最新推荐文章于 2024-05-21 10:59:25 发布

GeorgeKingsman

最新推荐文章于 2024-05-21 10:59:25 发布

阅读量1.7k

点赞数 21

分类专栏：机器学习神经网络文章标签： pytorch 人工智能 python

本文链接：https://blog.csdn.net/KINGSMAN226927/article/details/136104419

版权

机器学习神经网络专栏收录该内容

1 篇文章 0 订阅

订阅专栏

本文介绍了神经网络的基本概念，重点讲解了PyTorch框架在神经网络中的应用，包括动态计算图、反向传播训练过程以及在手写数字识别任务中的实战示例。

摘要由CSDN通过智能技术生成

神经网络

今天学习了一个最为基本的神经网络，首先我们来认识一下神经网络：

神经网络（Neural Network）是一种模仿生物神经网络结构和功能的数学模型，用于机器学习和人工智能领域。它由大量的人工神经元组成，这些神经元通过连接相互传递信息，形成了一个网络。每个神经元接收输入，并通过权重加权后将其传递给下一层的神经元或输出。神经网络可以学习输入与输出之间的复杂关系，使得在给定输入时能够产生相应的输出。

在神经网络中，通常有三类层：

输入层（Input Layer）：接收输入数据的层，每个输入节点对应输入数据的一个特征。
隐藏层（Hidden Layer）：在输入层和输出层之间的层，用于处理输入数据并提取特征。神经网络的深度通常由隐藏层的数量决定。
输出层（Output Layer）：产生神经网络的输出，输出层的节点数通常取决于问题的类型，如分类问题的输出层节点数等于类别数，回归问题通常只有一个输出节点。

神经网络的训练过程通常采用反向传播算法（Backpropagation），它利用梯度下降优化算法调整神经网络中连接的权重，以最小化模型预测与实际标签之间的误差。这样，在经过足够多次的迭代训练之后，神经网络就能够学习到输入与输出之间的复杂关系，并在面对新的输入时做出准确的预测或分类。

Pytorch

PyTorch是一个开源的深度学习框架，由Facebook的人工智能研究团队开发和维护。它提供了丰富的工具和库，用于构建、训练和部署深度神经网络模型。

PyTorch的主要特点包括：

动态计算图：PyTorch使用动态计算图，这意味着计算图是根据代码执行过程中的实际情况动态构建的。这使得编写和调试代码更加直观和灵活。
易于学习和使用：PyTorch采用Python作为主要的编程接口，因此对于熟悉Python语言的开发者来说，学习和使用PyTorch相对较容易。
灵活性：PyTorch提供了丰富的高级API，同时也支持底层的张量操作，使得用户可以在需要时灵活地控制模型的细节。
动态调试：由于PyTorch使用动态计算图，因此它支持动态调试，可以在运行时查看和修改计算图，方便调试代码。
强大的社区支持：PyTorch拥有庞大的社区支持，有着丰富的文档、教程和示例代码，使得用户可以快速上手并解决问题。
广泛的应用领域：PyTorch在图像处理、自然语言处理、语音识别等领域都有广泛的应用，被许多研究人员和工程师用于构建和训练各种类型的深度学习模型。

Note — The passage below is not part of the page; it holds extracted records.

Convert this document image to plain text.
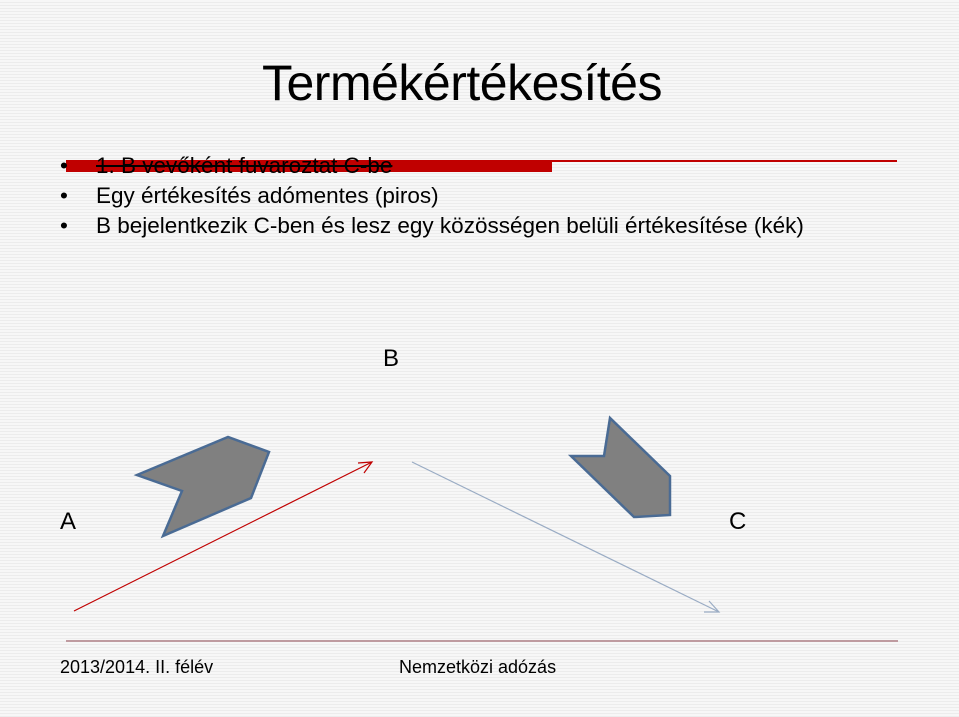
Termékértékesítés
• 1. B vevőként fuvaroztat C-be
• Egy értékesítés adómentes (piros)
• B bejelentkezik C-ben és lesz egy közösségen belüli értékesítése (kék)
B
A	C
2013/2014. II. félév	Nemzetközi adózás
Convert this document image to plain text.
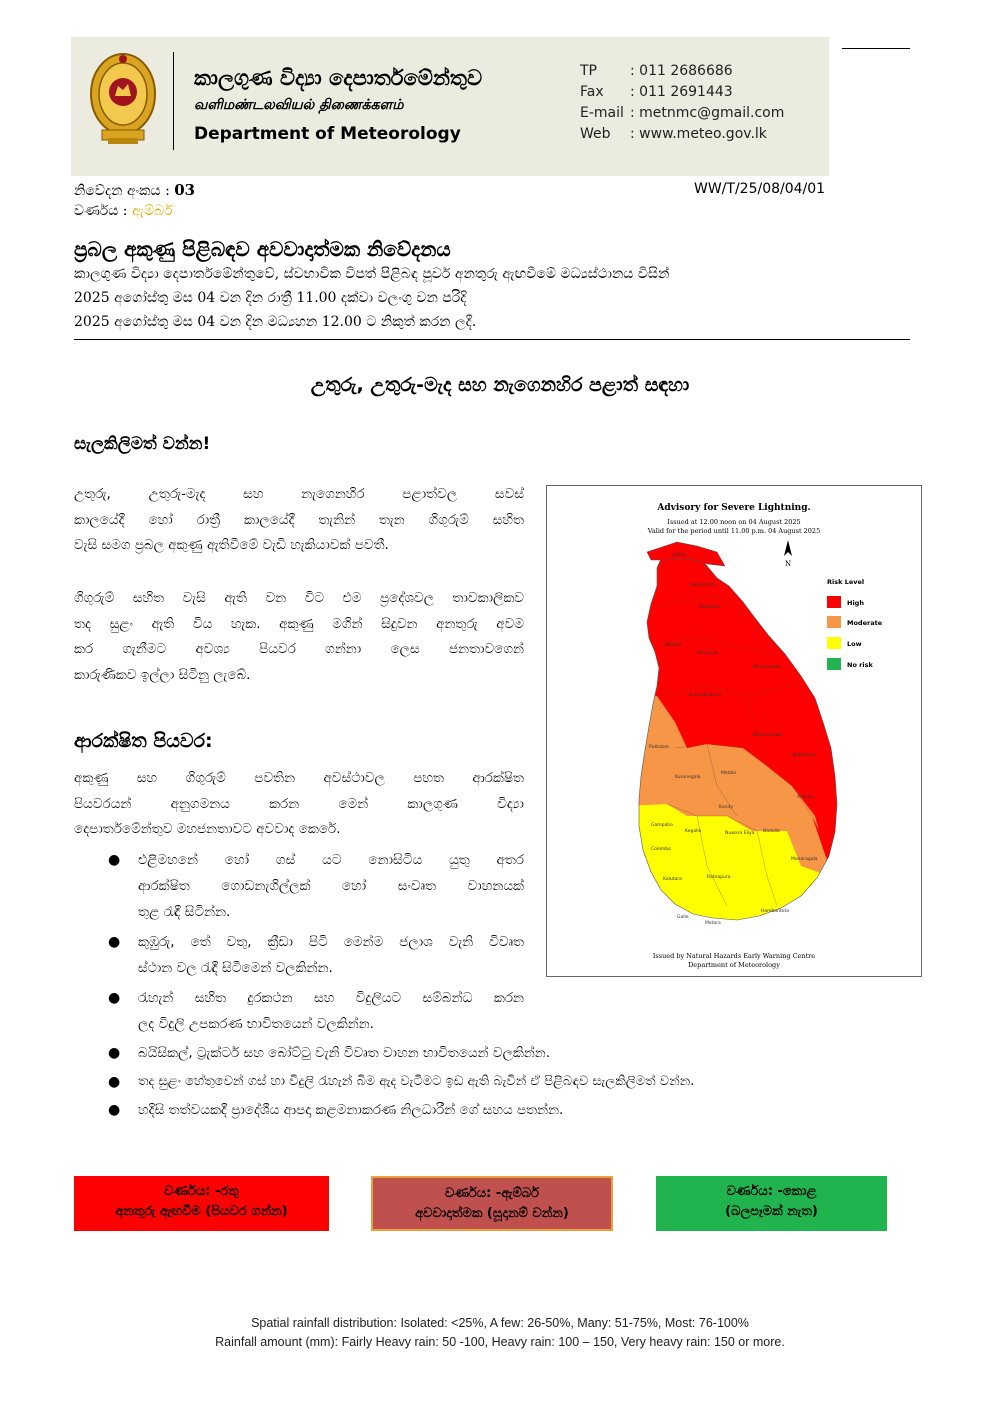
කාලගුණ විද්‍යා දෙපාර්තමේන්තුව
வளிமண்டலவியல் திணைக்களம்
Department of Meteorology
TP : 011 2686686
Fax : 011 2691443
E-mail : metnmc@gmail.com
Web : www.meteo.gov.lk
නිවේදන අංකය : 03	WW/T/25/08/04/01
වර්ණය : ඇම්බර්
ප්‍රබල අකුණු පිළිබඳව අවවාදාත්මක නිවේදනය
කාලගුණ විද්‍යා දෙපාර්තමේන්තුවේ, ස්වභාවික විපත් පිළිබඳ පූර්ව අනතුරු ඇඟවීමේ මධ්‍යස්ථානය විසින්
2025 අගෝස්තු මස 04 වන දින රාත්‍රී 11.00 දක්වා වලංගු වන පරිදි
2025 අගෝස්තු මස 04 වන දින මධ්‍යහන 12.00 ට නිකුත් කරන ලදී.
උතුරු, උතුරු-මැද සහ නැගෙනහිර පළාත් සඳහා
සැලකිලිමත් වන්න!
උතුරු, උතුරු-මැද සහ නැගෙනහිර පළාත්වල සවස්
කාලයේදී හෝ රාත්‍රී කාලයේදී තැනින් තැන ගිගුරුම් සහිත
වැසි සමග ප්‍රබල අකුණු ඇතිවීමේ වැඩි හැකියාවක් පවතී.
ගිගුරුම් සහිත වැසි ඇති වන විට එම ප්‍රදේශවල තාවකාලිකව
තද සුළං ඇති විය හැක. අකුණු මගින් සිදුවන අනතුරු අවම
කර ගැනීමට අවශ්‍ය පියවර ගන්නා ලෙස ජනතාවගෙන්
කාරුණිකව ඉල්ලා සිටිනු ලැබේ.
ආරක්ෂිත පියවර:
අකුණු සහ ගිගුරුම් පවතින අවස්ථාවල පහත ආරක්ෂිත
පියවරයන් අනුගමනය කරන මෙන් කාලගුණ විද්‍යා
දෙපාර්තමේන්තුව මහජනතාවට අවවාද කෙරේ.
● එළිමහනේ හෝ ගස් යට නොසිටිය යුතු අතර
ආරක්ෂිත ගොඩනැගිල්ලක් හෝ සංවෘත වාහනයක්
තුළ රැඳී සිටින්න.
● කුඹුරු, තේ වතු, ක්‍රීඩා පිටි මෙන්ම ජලාශ වැනි විවෘත
ස්ථාන වල රැඳී සිටීමෙන් වලකින්න.
● රැහැන් සහිත දුරකථන සහ විදුලියට සම්බන්ධ කරන
ලද විදුලි උපකරණ භාවිතයෙන් වලකින්න.
● බයිසිකල්, ට්‍රැක්ටර් සහ බෝට්ටු වැනි විවෘත වාහන භාවිතයෙන් වලකින්න.
● තද සුළං හේතුවෙන් ගස් හා විදුලි රැහැන් බිම ඇද වැටීමට ඉඩ ඇති බැවින් ඒ පිළිබඳව සැලකිලිමත් වන්න.
● හදිසි තත්වයකදී ප්‍රාදේශීය ආපදා කළමනාකරණ නිලධාරීන් ගේ සහය පතන්න.
Advisory for Severe Lightning.
Issued at 12.00 noon on 04 August 2025
Valid for the period until 11.00 p.m. 04 August 2025
N
Jaffna
Kilinochchi
Mullaitivu
Mannar
Vavuniya
Trincomalee
Anuradhapura
Polonnaruwa
Puttalam
Kurunegala
Matale
Batticaloa
Kandy
Ampara
Gampaha
Kegalle	Nuwara Eliya Badulla
Colombo
Monaragala
Kalutara	Ratnapura
Galle
Hambantota
Matara
Risk Level
High
Moderate
Low
No risk
Issued by Natural Hazards Early Warning Centre
Department of Meteorology
වර්ණය: -රතු
අනතුරු ඇඟවීම (පියවර ගන්න)
වර්ණය: -ඇම්බර්
අවවාදාත්මක (සූදානම් වන්න)
වර්ණය: -කොළ
(බලපෑමක් නැත)
Spatial rainfall distribution: Isolated: <25%, A few: 26-50%, Many: 51-75%, Most: 76-100%
Rainfall amount (mm): Fairly Heavy rain: 50 -100, Heavy rain: 100 – 150, Very heavy rain: 150 or more.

使用pytorch来进行神经网络的训练是目前非常常用的，其中安装pytorch的过程比较复杂，读者可以搜索本站的相关文章，有很多详细的步骤。

实战：手写数字识别

其中i表示前一层的节点序号，j表示本层的节点序号，k和k+1表示网络层数，构建各层网络，图像信息传播到最后一层（输出层）

通过softmax归一化，我们得到最原始的概率数值，通过训练调整网络参数ab来减小训练的概率差值

神经网络的本质就是一个数学函数，训练的过程就是调整函数中的参数。

安装需要的python包

pip install numpy torch torchvision matplotlib

等他慢慢安装完

代码部分

class Net(torch.nn.Module):
    def __init__(self):
        super().__init__()
        self.fc1 = torch.nn.Linear(28*28, 64)
        self.fc2 = torch.nn.Linear(64, 64)
        self.fc3 = torch.nn.Linear(64, 64)
        self.fc4 = torch.nn.Linear(64, 10)
        # 四个全链接层

    def forward(self, x):
        x = torch.nn.functional.relu(self.fc1(x))
        x = torch.nn.functional.relu(self.fc2(x))
        x = torch.nn.functional.relu(self.fc3(x))
        x = torch.nn.functional.log_softmax(self.fc4(x), dim=1)
        return x
    # 定义前向传播过程

Net类神经网络的主体，包含四个全链接层，输入为28*28像素尺寸的图像，中间三层都放了64个节点，输出为10个数字类别；

forward函数定义了前向传播过程，x是图像输入，先做全链接线性计算，再套上激活函数，输出层通过softmax归一化，log_softmax可以提高计算的稳定性。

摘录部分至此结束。